Hab beim Laufen querfeldein über die Granitz letztens so’n bisschen drüber gegrübelt, was wirklich typisch Rügen ist—also von den Pflanzen her. Endemische Arten, das klingt erstmal total exklusiv, ist aber echt schwer greifbar. Man liest zwar immer von Besonderheiten wie Kreideliebe, Küstenwiese und Co, aber wenn’s ums echte „nur-hier“-Vorkommen geht... bin mir da selbst nicht sicher, ob man da auf Rügen überhaupt fündig wird. Ich glaub, der Knackpunkt liegt eher im Zusammenspiel dieser Lebensräume als in EINER sagenhaft einzigartigen Pflanze.
Zum Beispiel der Trockenrasen am Hochufer zwischen Sellin und Göhren: Da wächst u.a. das Grasnelken-Knabenkraut (Anacamptis morio), das bekommt man in Deutschland noch hier und da, aber halt kombiniert mit Salzwiesenzeug, Sanddorn, und im Hintergrund diesen windschiefen Eichen – das Gesamtbild macht’s, finde ich. Oder diese extrem kleinen, knorrigen Bäumchen an der Stubbenkammer, die mit jedem Sturm immer windschiefer rausgucken. Die Baumheide (Calluna vulgaris), die viele für „nur Heidekraut“ halten, wächst hier zusammen mit Pflanzen, die mehr Kalk lieben – dieser Mix ist nicht weltweit exklusiv, aber schon speziell.

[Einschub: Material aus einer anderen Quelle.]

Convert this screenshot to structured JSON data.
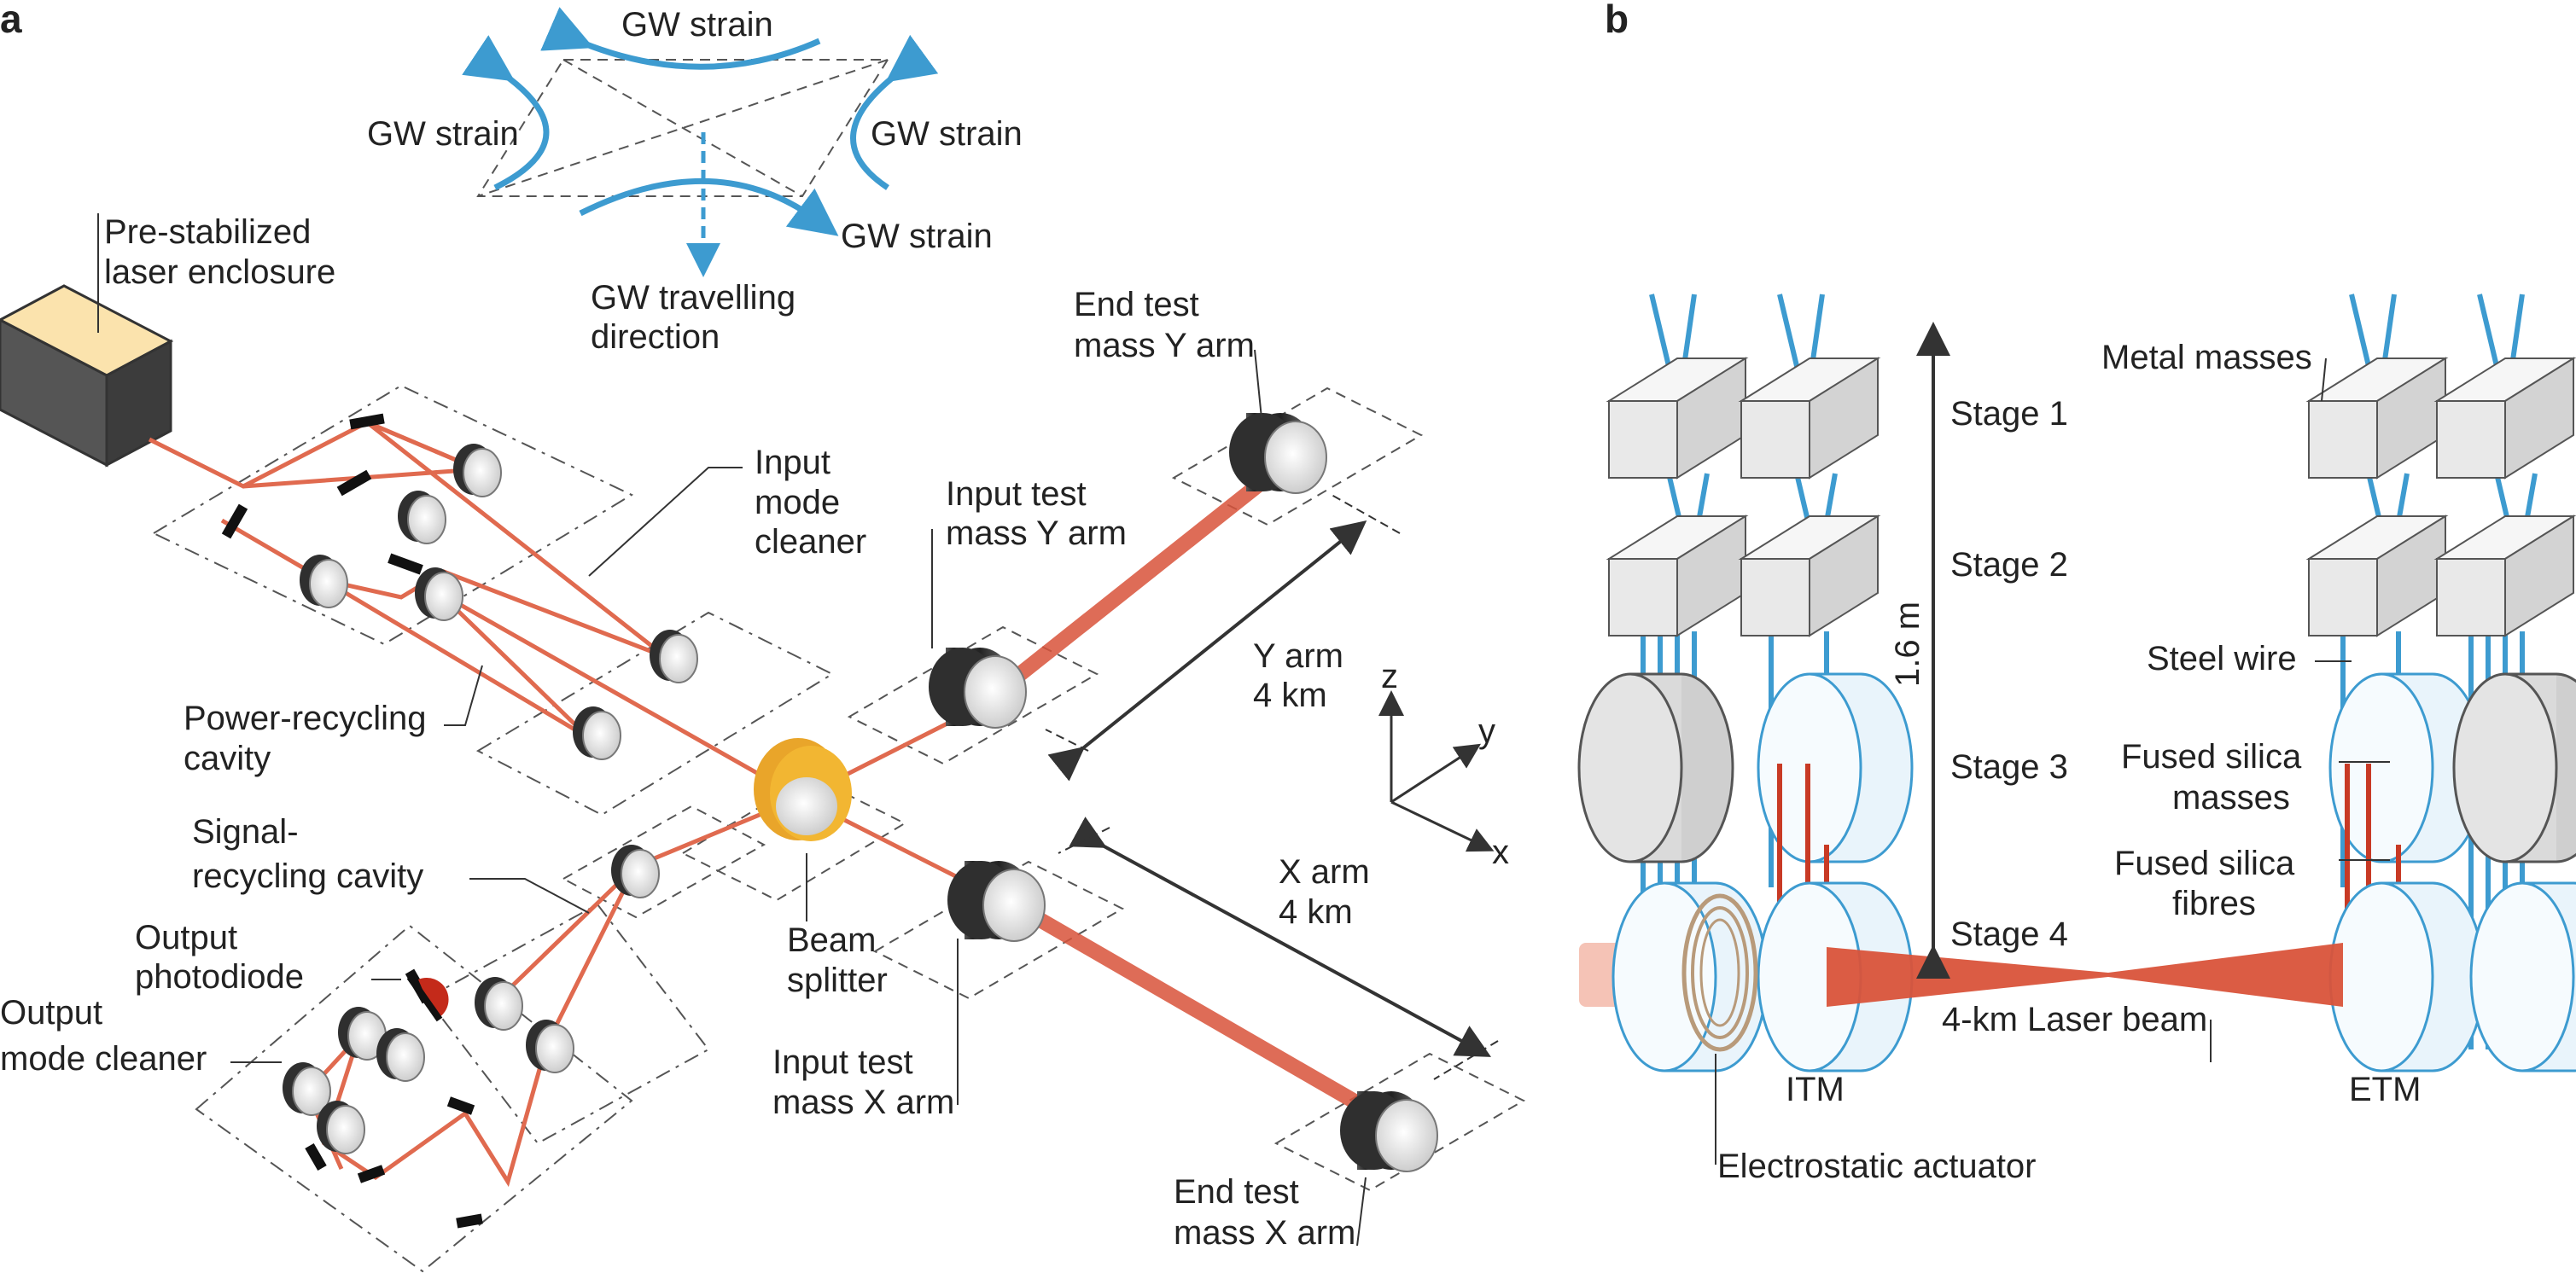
{
  "panels": {
    "a": "a",
    "b": "b"
  },
  "gw": {
    "strain_top": "GW strain",
    "strain_left": "GW strain",
    "strain_right": "GW strain",
    "strain_bottom": "GW strain",
    "direction_1": "GW travelling",
    "direction_2": "direction"
  },
  "interferometer": {
    "laser_1": "Pre-stabilized",
    "laser_2": "laser enclosure",
    "imc_1": "Input",
    "imc_2": "mode",
    "imc_3": "cleaner",
    "prc_1": "Power-recycling",
    "prc_2": "cavity",
    "src_1": "Signal-",
    "src_2": "recycling cavity",
    "pd_1": "Output",
    "pd_2": "photodiode",
    "omc_1": "Output",
    "omc_2": "mode cleaner",
    "bs_1": "Beam",
    "bs_2": "splitter",
    "itmy_1": "Input test",
    "itmy_2": "mass Y arm",
    "etmy_1": "End test",
    "etmy_2": "mass Y arm",
    "itmx_1": "Input test",
    "itmx_2": "mass X arm",
    "etmx_1": "End test",
    "etmx_2": "mass X arm",
    "yarm_1": "Y arm",
    "yarm_2": "4 km",
    "xarm_1": "X arm",
    "xarm_2": "4 km",
    "axis_z": "z",
    "axis_y": "y",
    "axis_x": "x"
  },
  "suspension": {
    "stage1": "Stage 1",
    "stage2": "Stage 2",
    "stage3": "Stage 3",
    "stage4": "Stage 4",
    "height": "1.6 m",
    "metal_masses": "Metal masses",
    "steel_wire": "Steel wire",
    "fs_masses_1": "Fused silica",
    "fs_masses_2": "masses",
    "fs_fibres_1": "Fused silica",
    "fs_fibres_2": "fibres",
    "laser_beam": "4-km Laser beam",
    "itm": "ITM",
    "etm": "ETM",
    "actuator": "Electrostatic actuator"
  },
  "colors": {
    "laser": "#d9533a",
    "wire": "#3d9bd0",
    "fibre": "#c83a25",
    "beam_splitter": "#f2b632",
    "laser_box_top": "#fbe3ad"
  }
}
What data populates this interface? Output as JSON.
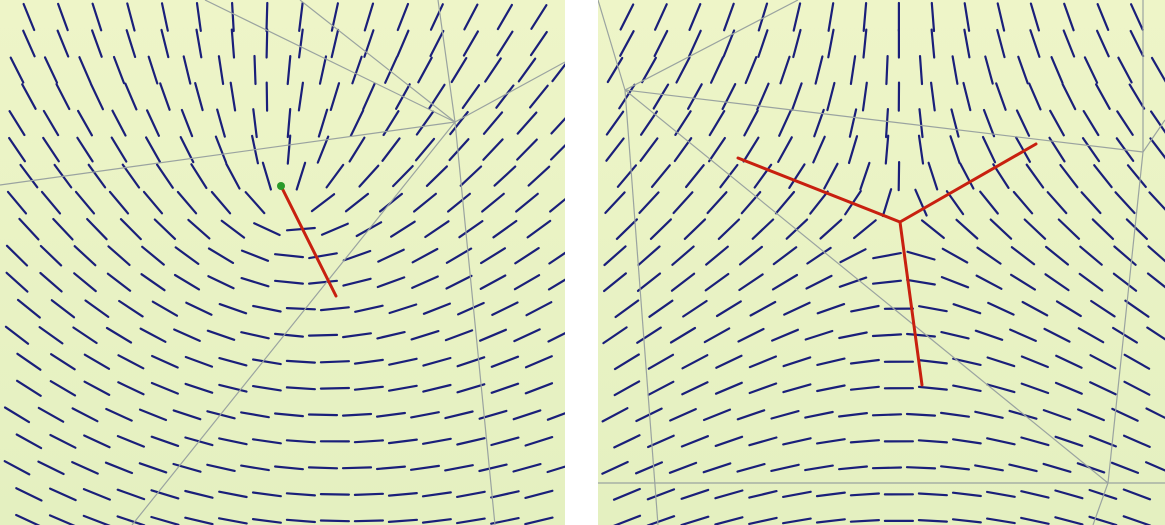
{
  "figure": {
    "panels": [
      {
        "id": "left",
        "description_key": "plus-half-defect",
        "defect_charge": 0.5,
        "defect_branches": 1
      },
      {
        "id": "right",
        "description_key": "minus-half-defect",
        "defect_charge": -0.5,
        "defect_branches": 3
      }
    ]
  },
  "colors": {
    "background_gradient_top": "#eef5c8",
    "background_gradient_bottom": "#e4f0c0",
    "director_lines": "#1a1f7a",
    "mesh_edges": "#9aa3a0",
    "defect_lines": "#c8200f",
    "defect_core": "#2a9a2a",
    "gap": "#ffffff"
  },
  "icons": {
    "defect_core_marker": "dot",
    "director": "line-segment"
  }
}
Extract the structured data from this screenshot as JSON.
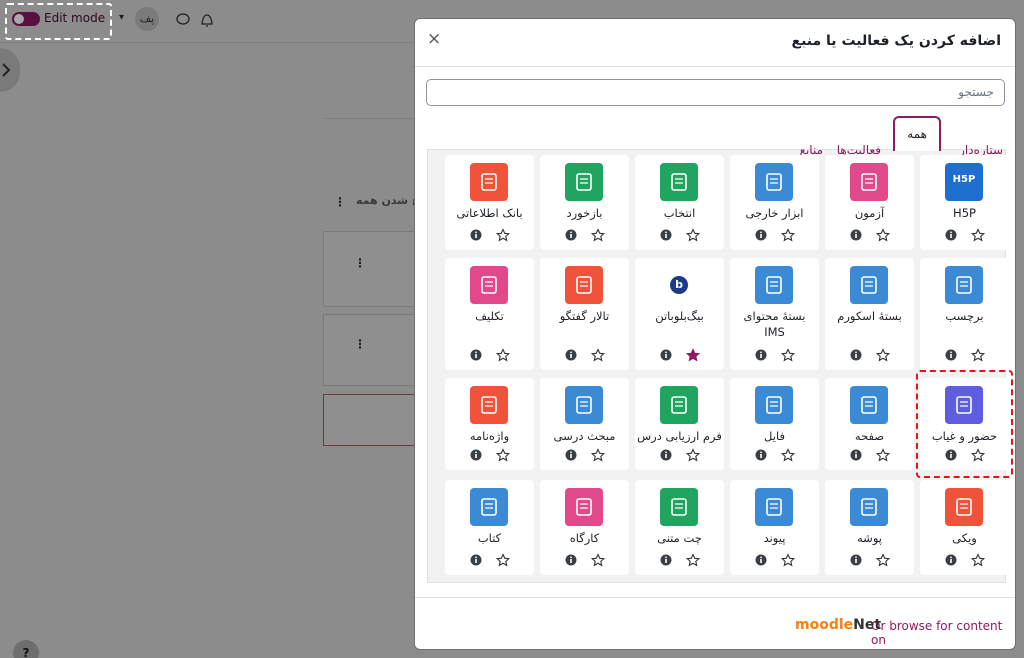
{
  "topbar": {
    "edit_mode": "Edit mode",
    "avatar": "پف"
  },
  "background": {
    "fragment": "ع شدن همه"
  },
  "help": "?",
  "modal": {
    "title": "اضافه کردن یک فعالیت یا منبع",
    "close": "×",
    "search_placeholder": "جستجو",
    "tabs": [
      "ستاره‌دار",
      "همه",
      "فعالیت‌ها",
      "منابع"
    ],
    "active_tab": 1,
    "items": [
      {
        "label": "H5P",
        "color": "#1f6fd1",
        "icon_text": "H5P"
      },
      {
        "label": "آزمون",
        "color": "#e2498a"
      },
      {
        "label": "ابزار خارجی",
        "color": "#3b8ad6"
      },
      {
        "label": "انتخاب",
        "color": "#1fa55f"
      },
      {
        "label": "بازخورد",
        "color": "#1fa55f"
      },
      {
        "label": "بانک اطلاعاتی",
        "color": "#f0533a"
      },
      {
        "label": "برچسب",
        "color": "#3b8ad6"
      },
      {
        "label": "بستهٔ اسکورم",
        "color": "#3b8ad6"
      },
      {
        "label": "بستهٔ محتوای IMS",
        "color": "#3b8ad6"
      },
      {
        "label": "بیگ‌بلوباتن",
        "color": "#ffffff",
        "icon_text": "b",
        "starred": true
      },
      {
        "label": "تالار گفتگو",
        "color": "#f0533a"
      },
      {
        "label": "تکلیف",
        "color": "#e2498a"
      },
      {
        "label": "حضور و غیاب",
        "color": "#5d5fe0",
        "highlighted": true
      },
      {
        "label": "صفحه",
        "color": "#3b8ad6"
      },
      {
        "label": "فایل",
        "color": "#3b8ad6"
      },
      {
        "label": "فرم ارزیابی درس",
        "color": "#1fa55f"
      },
      {
        "label": "مبحث درسی",
        "color": "#3b8ad6"
      },
      {
        "label": "واژه‌نامه",
        "color": "#f0533a"
      },
      {
        "label": "ویکی",
        "color": "#f0533a"
      },
      {
        "label": "پوشه",
        "color": "#3b8ad6"
      },
      {
        "label": "پیوند",
        "color": "#3b8ad6"
      },
      {
        "label": "چت متنی",
        "color": "#1fa55f"
      },
      {
        "label": "کارگاه",
        "color": "#e2498a"
      },
      {
        "label": "کتاب",
        "color": "#3b8ad6"
      }
    ],
    "footer": {
      "browse_text": "Or browse for content on",
      "logo_a": "moodle",
      "logo_b": "Net"
    }
  }
}
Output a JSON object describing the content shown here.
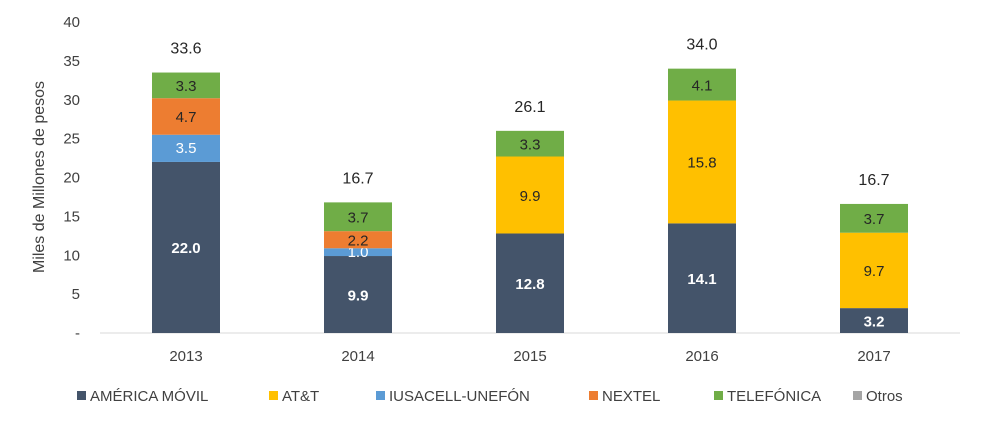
{
  "chart_data": {
    "type": "bar",
    "stacked": true,
    "ylabel": "Miles de Millones de pesos",
    "ylim": [
      0,
      40
    ],
    "yticks": [
      0,
      5,
      10,
      15,
      20,
      25,
      30,
      35,
      40
    ],
    "ytick_labels": [
      "-",
      "5",
      "10",
      "15",
      "20",
      "25",
      "30",
      "35",
      "40"
    ],
    "categories": [
      "2013",
      "2014",
      "2015",
      "2016",
      "2017"
    ],
    "series": [
      {
        "name": "AMÉRICA MÓVIL",
        "color": "#44546A",
        "values": [
          22.0,
          9.9,
          12.8,
          14.1,
          3.2
        ],
        "labels": [
          "22.0",
          "9.9",
          "12.8",
          "14.1",
          "3.2"
        ]
      },
      {
        "name": "AT&T",
        "color": "#FFC000",
        "values": [
          0,
          0,
          9.9,
          15.8,
          9.7
        ],
        "labels": [
          "",
          "",
          "9.9",
          "15.8",
          "9.7"
        ]
      },
      {
        "name": "IUSACELL-UNEFÓN",
        "color": "#5B9BD5",
        "values": [
          3.5,
          1.0,
          0,
          0,
          0
        ],
        "labels": [
          "3.5",
          "1.0",
          "",
          "",
          ""
        ]
      },
      {
        "name": "NEXTEL",
        "color": "#ED7D31",
        "values": [
          4.7,
          2.2,
          0,
          0,
          0
        ],
        "labels": [
          "4.7",
          "2.2",
          "",
          "",
          ""
        ]
      },
      {
        "name": "TELEFÓNICA",
        "color": "#70AD47",
        "values": [
          3.3,
          3.7,
          3.3,
          4.1,
          3.7
        ],
        "labels": [
          "3.3",
          "3.7",
          "3.3",
          "4.1",
          "3.7"
        ]
      },
      {
        "name": "Otros",
        "color": "#A5A5A5",
        "values": [
          0,
          0,
          0,
          0,
          0
        ],
        "labels": [
          "",
          "",
          "",
          "",
          ""
        ]
      }
    ],
    "totals": [
      "33.6",
      "16.7",
      "26.1",
      "34.0",
      "16.7"
    ],
    "legend": "bottom",
    "grid": false
  }
}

Was den unscheinbaren Part angeht – da bin ich bei den Moosen und Flechten echt bei euch. Bin selbst schon öfter fast draufgetreten, wenn ich beim Joggen Kopfkino gespielt hab und nicht aufgepasst hab... Deshalb gehe ich gerade an der Steilküste fast nie ohne einen klitzekleinen Bestimmungsführer im Rucksack. Letztens tatsächlich zum ersten Mal das Kreide-Lebermoos (Marchantia paleacea) gesehen, lag einfach als grünliches Pölsterchen direkt neben einer Buchenwurzel; hab das ehrlich gesagt völlig übersehen vorher. Und bei sonnigem Wetter leuchtet das richtig hellgrün, fällt einem erst mal nicht groß auf.
Sensibel ist sowieso alles, was irgendwie auf Kalk oder nassem, kurz überflutetem Grund wächst. Das weiß ich auch aus den Ausdauertrainings so an der Hertha-Quelle (bin da oft unterwegs), da ist ständig so ein Wechselspiel aus salzhaltiger Luft und Süßwasser vom Regen, das über die Kreide sickert. Die Pflanzen, die das abkönnen, sind schon kleine Spezialisten, auch wenn sie im Lehrbuch meist nur mit zwei Zeilen vorkommen.
Touristen treten aber halt auch schnell mal alles platt. Und ich muss zugeben, beim Laufen auf schmaleren Pfaden hab ich oft so ein schlechtes Gewissen, wenn’s frisch geregnet hat und ich seh die ganzen, kaum sichtbaren Knubbels direkt an der Böschung. Der eigentliche Schatz ist echt, dass die Biotope teils noch so dicht beieinanderliegen und sich voll durchmischen – macht das Laufen für mich jedenfalls spannender als jede exotische Riesenorchi. Ob jetzt aber wirklich noch ultrarare Superpflanzen zu entdecken wären, da wär ich ehrlich: Da sind die „versteckten“ Überlebenskünstler wahrscheinlich das Wertvollste, was wir haben. Soyeah… vielleicht einfach nächstes Mal den Fotoapparat tiefer halten und auf die winzigen Sachen achten.